With regard to virtual currencies, BaFin has classified bitcoins as being “units of accounts” (Rechnungseinheiten), similar to IMF special drawing rights, and hence as “financial instruments” and has stated that this classification applies to all virtual currencies. The fact that virtual currencies are created through a decentralized open source technology, and no central issuer exists, is not relevant in this respect. By contrast, bitcoins are not legal tender and therefore are not currencies, foreign notes or coins.
The situation is different for digital means of payment which are backed by a central entity that issues and manages the units. Such companies usually carry out e-money business pursuant the German payment services supervisory act.
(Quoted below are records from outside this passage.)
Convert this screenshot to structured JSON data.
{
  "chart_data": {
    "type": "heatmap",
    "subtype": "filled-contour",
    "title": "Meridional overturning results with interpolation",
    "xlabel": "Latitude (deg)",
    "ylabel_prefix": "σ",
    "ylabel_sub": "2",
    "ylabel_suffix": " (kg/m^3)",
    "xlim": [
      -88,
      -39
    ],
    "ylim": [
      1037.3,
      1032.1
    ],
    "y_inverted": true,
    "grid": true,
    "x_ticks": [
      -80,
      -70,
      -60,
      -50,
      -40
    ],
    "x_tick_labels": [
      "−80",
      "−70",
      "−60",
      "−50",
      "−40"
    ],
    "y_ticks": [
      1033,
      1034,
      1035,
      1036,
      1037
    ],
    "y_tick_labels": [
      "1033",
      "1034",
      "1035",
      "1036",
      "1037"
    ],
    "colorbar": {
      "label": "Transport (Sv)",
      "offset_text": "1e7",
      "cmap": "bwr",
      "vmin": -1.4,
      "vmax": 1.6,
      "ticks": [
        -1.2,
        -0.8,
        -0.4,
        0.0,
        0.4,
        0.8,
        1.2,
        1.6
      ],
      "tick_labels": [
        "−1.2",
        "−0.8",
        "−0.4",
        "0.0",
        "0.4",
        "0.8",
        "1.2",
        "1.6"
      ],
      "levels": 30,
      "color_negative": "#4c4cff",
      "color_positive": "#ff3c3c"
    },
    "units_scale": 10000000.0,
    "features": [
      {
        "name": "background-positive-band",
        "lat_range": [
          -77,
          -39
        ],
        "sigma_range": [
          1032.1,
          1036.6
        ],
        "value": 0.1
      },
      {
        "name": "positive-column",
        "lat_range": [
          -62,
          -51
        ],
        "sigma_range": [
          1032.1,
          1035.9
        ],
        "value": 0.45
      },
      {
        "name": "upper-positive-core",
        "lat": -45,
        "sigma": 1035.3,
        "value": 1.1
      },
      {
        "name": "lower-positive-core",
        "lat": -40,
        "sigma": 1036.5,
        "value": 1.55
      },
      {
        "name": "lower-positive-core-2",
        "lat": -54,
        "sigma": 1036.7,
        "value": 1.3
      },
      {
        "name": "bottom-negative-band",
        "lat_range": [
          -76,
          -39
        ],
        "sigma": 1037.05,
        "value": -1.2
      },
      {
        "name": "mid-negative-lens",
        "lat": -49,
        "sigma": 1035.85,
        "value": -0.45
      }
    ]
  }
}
Operators of platforms that act as “currency exchanges” offering to exchange legal tenders (“fiat currency”) against virtual (crypto) currencies (or such currencies against legal tenders), depending on the respective business model, carry out financial services or banking business. And, if such platform operators also target German customers, they will require a financial services or banking license. BaFin recently issued a cease and desist order against a Spanish entity that operated a trading platform where bitcoins and other instruments were traded. Since the operator of the platform purchased and sold the bitcoins in its own name but for the account of customers, the service qualified as a financial commission business which is considered a banking business and which was subject to an authorization by BaFin.
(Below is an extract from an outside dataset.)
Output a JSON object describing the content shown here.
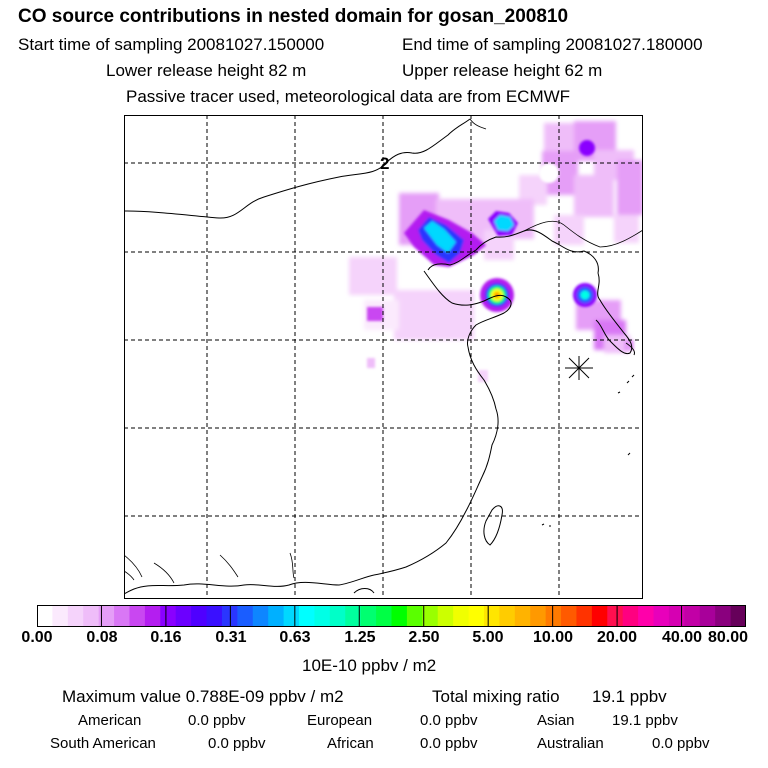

As noted above, there is no guidance from BaFin related to ICOs, However based on BaFin’s general interpretation and regulatory classification of bitcoins and of the blockchain technology, and depending on the characteristics of the tokens issued under an ICO, the offering could be subject to an authorization under the German banking act, the securities trading act, the investment code, the securities prospectus act or the payment services supervisory act. If, however, as with some recent ICOs, no freely transferable instruments are issued to investors, but only notional “tokens” are recorded in a blockchain ledger (and which do not create or represent rights in a company or in another financial instrument), no securities prospectus should be required if such ICO is targeting German investors. Furthermore, German product intervention rules may be applied by BaFin (e.g., in the interest of investor protection concerns to ban or restrict the offering of such investments). In any event, the use of the blockchain technology and the specific business model or offering would need to be assessed against the applicable German regulatory framework. Also, the German tax treatment of transactions within a blockchain ledger is still evolving.